Sterling Richard K, Contos Melissa J, Smith Paula G, Stravitz R Todd, Luketic Velimir A, Fuchs Michael, Shiffman Mitchell L, Sanyal Arun J
Division of Gastroenterology, Hepatology, and Nutrition, Virginia Commonwealth University Health System, Richmond, Virginia 23298-0341, USA.
Hepatology. 2008 Apr;47(4):1118-27. doi: 10.1002/hep.22134.
Hepatic steatosis has been reported in human immunodeficiency virus (HIV)/hepatitis C virus (HCV) coinfection. However, the features of steatohepatitis, including cytologic ballooning and pericellular fibrosis, its risk factors, and the impact on disease severity in such patients are unknown. To assess this, we prospectively reviewed liver histology in consecutive coinfected patients to define the prevalence and severity of the features of steatohepatitis, its risk factors, and its impact on the severity of liver disease. A total of 222 subjects (74% male, mean age 45, 78% African American, 90% genotype 1) were studied. The mean body mass index (BMI) was 26, and 18% had a BMI >30. The prevalence of risk factors for steatosis were: diabetes (31%), hypertension (15%), dyslipidemia (8%), metabolic syndrome (9%), and alcohol abuse (21%). Steatosis was present in 23% and steatohepatitis was present in 17%. The steatosis was mild (5%-33%) in 19%, and moderate to severe (>33%) in 4%. Cytologic ballooning and pericellular fibrosis were present in 30% and 13%, respectively. The mean Ishak score was 6.9, and 33% had bridging fibrosis or cirrhosis. Both steatosis and cytologic ballooning were associated with BMI, metabolic syndrome, and insulin resistance, and presence of either was strongly associated with advanced fibrosis (P < 0.0001).

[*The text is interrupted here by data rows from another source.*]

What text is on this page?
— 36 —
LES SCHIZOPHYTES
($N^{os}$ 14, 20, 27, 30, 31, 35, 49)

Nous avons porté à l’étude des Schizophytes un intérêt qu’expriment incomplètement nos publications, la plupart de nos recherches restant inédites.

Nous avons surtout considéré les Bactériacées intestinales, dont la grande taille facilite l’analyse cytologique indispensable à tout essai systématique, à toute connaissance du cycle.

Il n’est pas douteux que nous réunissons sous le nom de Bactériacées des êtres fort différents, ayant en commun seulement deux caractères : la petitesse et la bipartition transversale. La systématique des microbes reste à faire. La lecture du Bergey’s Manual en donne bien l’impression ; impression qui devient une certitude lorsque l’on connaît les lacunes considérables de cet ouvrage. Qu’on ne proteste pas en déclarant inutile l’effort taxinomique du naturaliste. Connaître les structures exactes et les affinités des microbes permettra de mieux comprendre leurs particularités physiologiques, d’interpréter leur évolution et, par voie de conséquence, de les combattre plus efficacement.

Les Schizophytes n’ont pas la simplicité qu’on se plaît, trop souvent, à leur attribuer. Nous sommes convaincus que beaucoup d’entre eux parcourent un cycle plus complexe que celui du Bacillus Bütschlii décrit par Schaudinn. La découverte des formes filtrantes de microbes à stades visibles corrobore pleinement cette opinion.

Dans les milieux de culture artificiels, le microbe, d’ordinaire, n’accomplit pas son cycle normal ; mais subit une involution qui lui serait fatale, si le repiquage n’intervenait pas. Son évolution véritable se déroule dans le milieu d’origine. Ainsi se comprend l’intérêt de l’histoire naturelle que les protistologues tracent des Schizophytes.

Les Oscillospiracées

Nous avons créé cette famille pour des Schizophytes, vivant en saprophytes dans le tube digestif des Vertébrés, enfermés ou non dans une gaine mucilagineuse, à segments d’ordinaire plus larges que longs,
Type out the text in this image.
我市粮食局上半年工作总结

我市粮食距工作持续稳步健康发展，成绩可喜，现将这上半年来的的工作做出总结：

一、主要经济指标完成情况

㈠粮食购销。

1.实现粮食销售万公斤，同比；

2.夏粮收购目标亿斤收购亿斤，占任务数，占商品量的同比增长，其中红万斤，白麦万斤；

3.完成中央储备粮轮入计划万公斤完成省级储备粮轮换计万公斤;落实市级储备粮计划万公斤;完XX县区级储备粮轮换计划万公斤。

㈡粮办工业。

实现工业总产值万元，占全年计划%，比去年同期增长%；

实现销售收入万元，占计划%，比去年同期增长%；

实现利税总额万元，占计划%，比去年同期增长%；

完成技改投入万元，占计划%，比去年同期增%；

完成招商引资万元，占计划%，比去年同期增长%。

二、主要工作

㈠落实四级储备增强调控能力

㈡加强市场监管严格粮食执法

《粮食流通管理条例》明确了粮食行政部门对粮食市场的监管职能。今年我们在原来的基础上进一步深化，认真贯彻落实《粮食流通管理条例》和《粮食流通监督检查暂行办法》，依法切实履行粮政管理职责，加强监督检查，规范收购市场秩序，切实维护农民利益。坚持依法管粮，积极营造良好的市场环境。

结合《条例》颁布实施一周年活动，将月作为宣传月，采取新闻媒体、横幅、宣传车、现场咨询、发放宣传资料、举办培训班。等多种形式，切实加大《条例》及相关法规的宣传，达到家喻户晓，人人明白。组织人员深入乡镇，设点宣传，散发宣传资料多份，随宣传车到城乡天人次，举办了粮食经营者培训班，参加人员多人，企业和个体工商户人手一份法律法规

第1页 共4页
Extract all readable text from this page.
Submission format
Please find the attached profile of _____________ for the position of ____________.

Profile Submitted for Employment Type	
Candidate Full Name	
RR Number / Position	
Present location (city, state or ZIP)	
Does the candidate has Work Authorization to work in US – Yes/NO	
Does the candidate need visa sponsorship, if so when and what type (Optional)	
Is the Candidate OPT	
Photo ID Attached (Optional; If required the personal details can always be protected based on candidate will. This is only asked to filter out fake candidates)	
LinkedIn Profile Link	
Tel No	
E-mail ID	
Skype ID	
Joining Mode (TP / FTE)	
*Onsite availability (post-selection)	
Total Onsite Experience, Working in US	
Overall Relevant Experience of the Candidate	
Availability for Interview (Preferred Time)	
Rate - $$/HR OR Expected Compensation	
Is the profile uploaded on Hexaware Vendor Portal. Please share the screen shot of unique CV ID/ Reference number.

By multiple logistic regressions, the following associations were identified: increased BMI, diabetes, and genotype 3 with steatosis; diabetes with cytologic ballooning; and longer duration of infection with steatohepatitis.
Steatosis and steatohepatitis are present in 23% and 30%, respectively, of patients with HIV/HCV coinfection, and both are associated with an increased risk of having advanced fibrosis. Although we did identify genotype 3, increased BMI, and diabetes as risk factors, we found no independent association with antiretroviral therapy.
据报道,人类免疫缺陷病毒(HIV)/丙型肝炎病毒(HCV)合并感染患者中存在肝脂肪变性。然而,脂肪性肝炎的特征,包括细胞气球样变和细胞周围纤维化、其危险因素以及对这类患者疾病严重程度的影响尚不清楚。为了评估这一点,我们对连续的合并感染患者的肝脏组织学进行了前瞻性回顾,以确定脂肪性肝炎特征的患病率和严重程度、其危险因素以及对肝脏疾病严重程度的影响。共研究了222名受试者(74%为男性,平均年龄45岁,78%为非裔美国人,90%为基因1型)。平均体重指数(BMI)为26,18%的人体重指数>30。脂肪变性危险因素的患病率分别为:糖尿病(31%)、高血压(15%)、血脂异常(8%)、代谢综合征(9%)和酒精滥用(21%)。23%的患者存在脂肪变性,17%的患者存在脂肪性肝炎。19%的患者脂肪变性为轻度(5%-33%),4%的患者为中度至重度(>33%)。细胞气球样变和细胞周围纤维化分别存在于30%和13%的患者中。平均伊沙克评分6.9,33%的患者有桥接纤维化或肝硬化。脂肪变性和细胞气球样变均与BMI、代谢综合征和胰岛素抵抗相关,二者中的任何一项均与晚期纤维化密切相关(P<0.0001)。通过多元逻辑回归分析,确定了以下关联:BMI增加、糖尿病和基因3型与脂肪变性相关;糖尿病与细胞气球样变相关;感染持续时间较长与脂肪性肝炎相关。
HIV/HCV合并感染患者中分别有23%和30%存在脂肪变性和脂肪性肝炎,二者均与晚期纤维化风险增加相关。虽然我们确实确定基因3型、BMI增加和糖尿病为危险因素,但未发现与抗逆转录病毒治疗存在独立关联。